Prime Minister Benjamin Netanyahu was interviewed by a number of American news shows yesterday explaining why the understandings reached last week about Iran’s nuclear program would constitute a bad deal.
He told Martha Raddatz of ABC’s This Week:
Well, I’m — I’m sure they think it’s a good deal, but we differ. I think this is a — a bad deal. It leaves Iran with a vast nuclear infrastructure. It lifts the sanctions on them fairly quickly and enables them to get billions of dollars into their coffers. They’re not going to use it for schools or hospitals or roads, Martha, they’re going to use it to pump up their terror machine worldwide and their military machine that is busy conquering the Middle East now.

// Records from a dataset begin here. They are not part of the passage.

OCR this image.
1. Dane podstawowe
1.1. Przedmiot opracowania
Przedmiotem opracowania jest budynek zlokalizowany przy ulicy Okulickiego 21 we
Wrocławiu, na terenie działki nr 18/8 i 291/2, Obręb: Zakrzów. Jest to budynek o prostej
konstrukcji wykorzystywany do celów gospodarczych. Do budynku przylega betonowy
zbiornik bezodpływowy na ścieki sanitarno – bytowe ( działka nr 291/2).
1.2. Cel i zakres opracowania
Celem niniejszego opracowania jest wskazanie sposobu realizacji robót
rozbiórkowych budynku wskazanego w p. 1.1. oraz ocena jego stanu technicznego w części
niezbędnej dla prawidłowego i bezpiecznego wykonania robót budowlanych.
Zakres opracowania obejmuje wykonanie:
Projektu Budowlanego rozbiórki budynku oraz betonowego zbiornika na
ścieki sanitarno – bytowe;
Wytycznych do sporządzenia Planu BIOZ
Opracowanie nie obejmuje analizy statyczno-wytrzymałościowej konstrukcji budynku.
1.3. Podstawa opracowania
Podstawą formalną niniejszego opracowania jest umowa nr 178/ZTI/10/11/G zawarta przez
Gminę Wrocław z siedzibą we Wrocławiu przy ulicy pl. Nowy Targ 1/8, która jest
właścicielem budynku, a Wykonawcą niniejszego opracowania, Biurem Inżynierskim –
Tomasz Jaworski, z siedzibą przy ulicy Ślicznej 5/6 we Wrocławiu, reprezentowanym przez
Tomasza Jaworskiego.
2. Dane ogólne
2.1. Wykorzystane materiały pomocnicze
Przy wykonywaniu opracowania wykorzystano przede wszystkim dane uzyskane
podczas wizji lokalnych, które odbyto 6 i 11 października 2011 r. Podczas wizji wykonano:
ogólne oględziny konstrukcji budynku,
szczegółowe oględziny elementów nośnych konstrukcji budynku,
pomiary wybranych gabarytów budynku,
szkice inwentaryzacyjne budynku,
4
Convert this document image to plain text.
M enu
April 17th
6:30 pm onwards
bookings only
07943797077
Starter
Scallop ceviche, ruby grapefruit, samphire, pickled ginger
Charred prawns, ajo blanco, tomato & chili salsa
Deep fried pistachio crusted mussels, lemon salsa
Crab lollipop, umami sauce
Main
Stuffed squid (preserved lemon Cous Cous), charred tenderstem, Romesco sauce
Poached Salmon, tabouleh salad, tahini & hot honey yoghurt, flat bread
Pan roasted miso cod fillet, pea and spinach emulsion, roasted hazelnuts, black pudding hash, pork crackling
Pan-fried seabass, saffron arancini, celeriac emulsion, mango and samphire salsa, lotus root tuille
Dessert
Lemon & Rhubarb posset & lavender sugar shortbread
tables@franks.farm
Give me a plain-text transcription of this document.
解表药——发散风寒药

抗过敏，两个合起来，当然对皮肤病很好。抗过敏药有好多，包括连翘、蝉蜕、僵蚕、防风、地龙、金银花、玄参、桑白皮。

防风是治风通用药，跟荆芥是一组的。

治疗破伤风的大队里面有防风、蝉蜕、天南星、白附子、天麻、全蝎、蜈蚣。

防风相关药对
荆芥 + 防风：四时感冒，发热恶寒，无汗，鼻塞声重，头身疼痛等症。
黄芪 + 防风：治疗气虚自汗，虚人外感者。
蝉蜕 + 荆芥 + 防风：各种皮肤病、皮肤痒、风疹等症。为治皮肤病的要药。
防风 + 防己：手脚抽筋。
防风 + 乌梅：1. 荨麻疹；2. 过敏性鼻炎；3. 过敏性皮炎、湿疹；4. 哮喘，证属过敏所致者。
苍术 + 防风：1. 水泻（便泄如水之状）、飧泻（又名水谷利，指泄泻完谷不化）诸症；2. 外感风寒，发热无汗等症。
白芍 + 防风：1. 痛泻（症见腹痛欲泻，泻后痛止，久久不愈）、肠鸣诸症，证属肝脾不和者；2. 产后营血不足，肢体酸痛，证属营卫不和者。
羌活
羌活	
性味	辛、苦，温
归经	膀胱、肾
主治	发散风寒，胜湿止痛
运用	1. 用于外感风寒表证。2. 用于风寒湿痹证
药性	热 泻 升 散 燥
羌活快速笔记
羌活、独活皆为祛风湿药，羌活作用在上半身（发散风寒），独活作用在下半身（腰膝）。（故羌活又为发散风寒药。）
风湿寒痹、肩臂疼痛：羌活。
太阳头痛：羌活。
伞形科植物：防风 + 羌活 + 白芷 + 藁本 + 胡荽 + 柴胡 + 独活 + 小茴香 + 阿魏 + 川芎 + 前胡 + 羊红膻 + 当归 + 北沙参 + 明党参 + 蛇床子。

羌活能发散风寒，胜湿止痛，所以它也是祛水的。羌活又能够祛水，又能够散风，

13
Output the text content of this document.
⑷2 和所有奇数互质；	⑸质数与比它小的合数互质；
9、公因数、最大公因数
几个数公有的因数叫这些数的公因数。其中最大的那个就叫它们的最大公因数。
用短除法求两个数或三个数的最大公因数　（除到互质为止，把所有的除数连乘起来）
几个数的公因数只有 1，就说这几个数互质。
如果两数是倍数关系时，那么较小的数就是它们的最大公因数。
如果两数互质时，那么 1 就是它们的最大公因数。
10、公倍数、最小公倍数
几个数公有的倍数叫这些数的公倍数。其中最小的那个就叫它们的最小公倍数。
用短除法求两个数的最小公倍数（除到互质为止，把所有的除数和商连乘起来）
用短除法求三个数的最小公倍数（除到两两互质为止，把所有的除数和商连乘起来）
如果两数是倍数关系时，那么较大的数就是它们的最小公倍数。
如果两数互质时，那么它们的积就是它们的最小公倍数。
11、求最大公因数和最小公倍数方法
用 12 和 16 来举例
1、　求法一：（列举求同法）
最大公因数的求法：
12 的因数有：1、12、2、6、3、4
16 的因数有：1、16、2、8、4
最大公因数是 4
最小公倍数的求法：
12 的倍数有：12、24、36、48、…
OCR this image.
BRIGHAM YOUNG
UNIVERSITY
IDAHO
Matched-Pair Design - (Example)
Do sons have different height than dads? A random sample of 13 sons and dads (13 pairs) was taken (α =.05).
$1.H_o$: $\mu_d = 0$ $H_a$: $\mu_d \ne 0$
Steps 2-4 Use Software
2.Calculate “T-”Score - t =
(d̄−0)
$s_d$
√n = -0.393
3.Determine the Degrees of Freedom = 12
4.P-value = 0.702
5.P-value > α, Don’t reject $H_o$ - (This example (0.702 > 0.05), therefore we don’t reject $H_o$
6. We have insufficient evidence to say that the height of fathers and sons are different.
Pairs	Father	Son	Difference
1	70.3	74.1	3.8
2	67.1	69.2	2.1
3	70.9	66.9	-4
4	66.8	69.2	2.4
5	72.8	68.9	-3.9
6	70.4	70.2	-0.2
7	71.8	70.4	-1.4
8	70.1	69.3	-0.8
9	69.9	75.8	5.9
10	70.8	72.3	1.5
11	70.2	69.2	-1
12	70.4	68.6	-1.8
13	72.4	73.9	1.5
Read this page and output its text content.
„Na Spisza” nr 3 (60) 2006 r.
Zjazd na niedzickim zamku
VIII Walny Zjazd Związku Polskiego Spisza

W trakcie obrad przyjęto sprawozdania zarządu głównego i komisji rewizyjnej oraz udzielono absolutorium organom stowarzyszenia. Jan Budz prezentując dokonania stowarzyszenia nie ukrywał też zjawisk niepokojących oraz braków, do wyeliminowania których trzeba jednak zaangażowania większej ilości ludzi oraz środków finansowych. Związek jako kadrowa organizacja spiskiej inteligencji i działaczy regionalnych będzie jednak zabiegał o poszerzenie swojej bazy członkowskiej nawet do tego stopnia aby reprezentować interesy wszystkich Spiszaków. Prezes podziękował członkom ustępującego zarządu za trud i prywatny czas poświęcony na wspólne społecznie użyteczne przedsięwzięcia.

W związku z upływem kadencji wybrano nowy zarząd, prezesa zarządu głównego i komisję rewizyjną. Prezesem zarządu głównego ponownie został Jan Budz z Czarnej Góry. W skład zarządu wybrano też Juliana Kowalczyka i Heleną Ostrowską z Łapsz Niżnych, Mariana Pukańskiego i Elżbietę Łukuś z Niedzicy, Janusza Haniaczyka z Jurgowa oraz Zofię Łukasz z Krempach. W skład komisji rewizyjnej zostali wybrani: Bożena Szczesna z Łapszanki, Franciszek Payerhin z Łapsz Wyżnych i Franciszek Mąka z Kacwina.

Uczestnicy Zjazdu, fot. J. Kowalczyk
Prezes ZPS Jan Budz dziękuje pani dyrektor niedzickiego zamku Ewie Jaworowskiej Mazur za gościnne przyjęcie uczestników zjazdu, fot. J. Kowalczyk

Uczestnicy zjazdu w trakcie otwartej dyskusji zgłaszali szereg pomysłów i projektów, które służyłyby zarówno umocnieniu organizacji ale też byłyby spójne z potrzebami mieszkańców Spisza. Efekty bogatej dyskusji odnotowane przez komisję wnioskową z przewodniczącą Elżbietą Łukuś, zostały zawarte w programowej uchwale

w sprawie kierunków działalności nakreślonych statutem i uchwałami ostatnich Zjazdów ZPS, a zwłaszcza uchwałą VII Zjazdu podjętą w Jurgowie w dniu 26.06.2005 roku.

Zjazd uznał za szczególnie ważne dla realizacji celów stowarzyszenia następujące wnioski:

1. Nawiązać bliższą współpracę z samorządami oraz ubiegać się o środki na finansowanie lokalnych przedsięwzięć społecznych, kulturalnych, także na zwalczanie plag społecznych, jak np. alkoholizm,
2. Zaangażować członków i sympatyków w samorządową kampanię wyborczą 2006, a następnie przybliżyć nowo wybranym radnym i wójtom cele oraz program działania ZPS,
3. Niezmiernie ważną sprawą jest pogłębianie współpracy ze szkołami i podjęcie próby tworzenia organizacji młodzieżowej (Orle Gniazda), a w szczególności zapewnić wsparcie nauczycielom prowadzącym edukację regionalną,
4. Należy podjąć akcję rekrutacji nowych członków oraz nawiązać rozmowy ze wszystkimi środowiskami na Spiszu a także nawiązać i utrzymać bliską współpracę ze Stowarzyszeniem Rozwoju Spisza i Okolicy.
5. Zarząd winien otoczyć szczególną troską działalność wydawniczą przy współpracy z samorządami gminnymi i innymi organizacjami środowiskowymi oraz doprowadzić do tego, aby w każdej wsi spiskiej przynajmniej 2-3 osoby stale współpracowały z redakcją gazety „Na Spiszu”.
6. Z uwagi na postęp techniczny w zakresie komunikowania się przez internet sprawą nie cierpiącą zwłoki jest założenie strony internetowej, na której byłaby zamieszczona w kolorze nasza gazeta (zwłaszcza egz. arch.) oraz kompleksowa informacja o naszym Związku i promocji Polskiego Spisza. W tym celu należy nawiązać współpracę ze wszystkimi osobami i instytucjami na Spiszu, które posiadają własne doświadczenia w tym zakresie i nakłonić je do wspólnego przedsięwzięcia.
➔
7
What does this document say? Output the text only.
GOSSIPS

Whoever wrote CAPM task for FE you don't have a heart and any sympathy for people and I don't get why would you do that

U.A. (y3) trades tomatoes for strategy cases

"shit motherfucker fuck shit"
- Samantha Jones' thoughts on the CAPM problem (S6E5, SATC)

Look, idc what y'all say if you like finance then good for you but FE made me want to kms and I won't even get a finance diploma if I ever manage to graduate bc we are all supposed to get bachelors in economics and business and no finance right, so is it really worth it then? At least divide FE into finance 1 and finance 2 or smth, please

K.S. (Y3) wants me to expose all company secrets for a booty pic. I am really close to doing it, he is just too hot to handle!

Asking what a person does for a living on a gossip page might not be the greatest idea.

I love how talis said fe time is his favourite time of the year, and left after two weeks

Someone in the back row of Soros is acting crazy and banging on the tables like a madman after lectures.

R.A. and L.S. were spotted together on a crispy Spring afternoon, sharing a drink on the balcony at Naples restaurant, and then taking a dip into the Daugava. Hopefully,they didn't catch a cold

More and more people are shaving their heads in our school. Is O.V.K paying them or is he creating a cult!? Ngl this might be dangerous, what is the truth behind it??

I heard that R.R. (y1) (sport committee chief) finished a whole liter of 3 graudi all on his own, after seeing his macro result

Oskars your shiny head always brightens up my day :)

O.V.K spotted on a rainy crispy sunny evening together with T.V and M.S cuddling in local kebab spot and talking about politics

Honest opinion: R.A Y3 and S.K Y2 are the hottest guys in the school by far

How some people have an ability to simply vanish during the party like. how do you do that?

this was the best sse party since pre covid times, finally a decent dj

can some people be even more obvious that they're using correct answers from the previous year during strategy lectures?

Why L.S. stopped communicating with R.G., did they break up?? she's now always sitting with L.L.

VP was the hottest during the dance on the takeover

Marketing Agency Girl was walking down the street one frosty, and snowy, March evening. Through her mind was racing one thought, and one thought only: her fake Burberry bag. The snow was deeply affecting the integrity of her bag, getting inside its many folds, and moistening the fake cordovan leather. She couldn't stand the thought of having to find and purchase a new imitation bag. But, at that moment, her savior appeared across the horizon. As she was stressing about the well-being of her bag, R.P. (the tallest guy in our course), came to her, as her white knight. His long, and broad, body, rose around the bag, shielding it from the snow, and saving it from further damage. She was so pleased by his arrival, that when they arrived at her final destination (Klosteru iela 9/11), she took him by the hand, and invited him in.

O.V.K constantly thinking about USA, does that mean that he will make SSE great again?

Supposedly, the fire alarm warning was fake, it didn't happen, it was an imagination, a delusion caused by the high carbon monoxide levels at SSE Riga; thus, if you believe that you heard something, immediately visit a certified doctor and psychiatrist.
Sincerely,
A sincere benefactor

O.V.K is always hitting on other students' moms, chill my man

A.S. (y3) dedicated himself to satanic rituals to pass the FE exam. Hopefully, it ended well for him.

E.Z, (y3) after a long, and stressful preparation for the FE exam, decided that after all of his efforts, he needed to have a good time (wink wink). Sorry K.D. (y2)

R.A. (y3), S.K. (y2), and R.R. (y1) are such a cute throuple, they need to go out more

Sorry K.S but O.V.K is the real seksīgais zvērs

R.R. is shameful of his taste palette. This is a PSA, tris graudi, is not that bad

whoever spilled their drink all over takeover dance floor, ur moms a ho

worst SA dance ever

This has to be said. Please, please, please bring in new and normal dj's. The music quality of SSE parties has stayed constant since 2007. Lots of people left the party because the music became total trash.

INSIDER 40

And third, it’s a temporary deal. That is, whatever restrictions are placed on Iran’s nuclear program, they’re removed after a few years and Iran will be free to have a vast arsenal with which to, uh, ultimately produce many nuclear bombs.
I think for the preeminent terrorist state of our time to have a free pass, an easy pass to nuclear weapons endangers Israel, it endangers the region, endangers the world, it endangers everyone listening to me right now.
Furthermore, he added that the deal that leaves Iran’s nuclear infrastructure in place would fuel an arms race in the Middle East that would further destabilize the region.
Look, I think we have a legitimate difference of view. And I think that it’s not only my own concerns. I think that the real concerns in the region, whatever is stated publicly as such, that if Iran is given this free path to the tomb, a deal that doesn’t block Iran’s path to nuclear weapons, but actually paves it, what will happen is that this will spark a nuclear arms race among the Sunni countries in the Middle East. And that would have — a nuclear-armed Middle East, I think that’s a global danger. I think it’s very, very bad.
Similarly he told Chuck Todd of NBC, that for a deal to be successful, Iran needs to change its behavior:
Chuck, I’m the only Israeli left standing who never talks about our military options. But I will say this, I prefer a diplomatic solution. You know why? Because for any military option, the country that will pay the biggest price is always Israel. So we want a diplomatic solution, but a good one. One that rolls back Iran’s nuclear infrastructure and one that ties the final lifting of restrictions on Iran’s nuclear program with a change of Iran’s behavior.
Namely that they stop their aggression in the region, that they stop their worldwide terrorism, and that they stop calling for and working for the annihilation of Israel. These are the requirements that there’s still time to put in place. And I’ll use what means I have, including this program, to try to persuade people to go for this deal, which is the only one that will give us peace and security.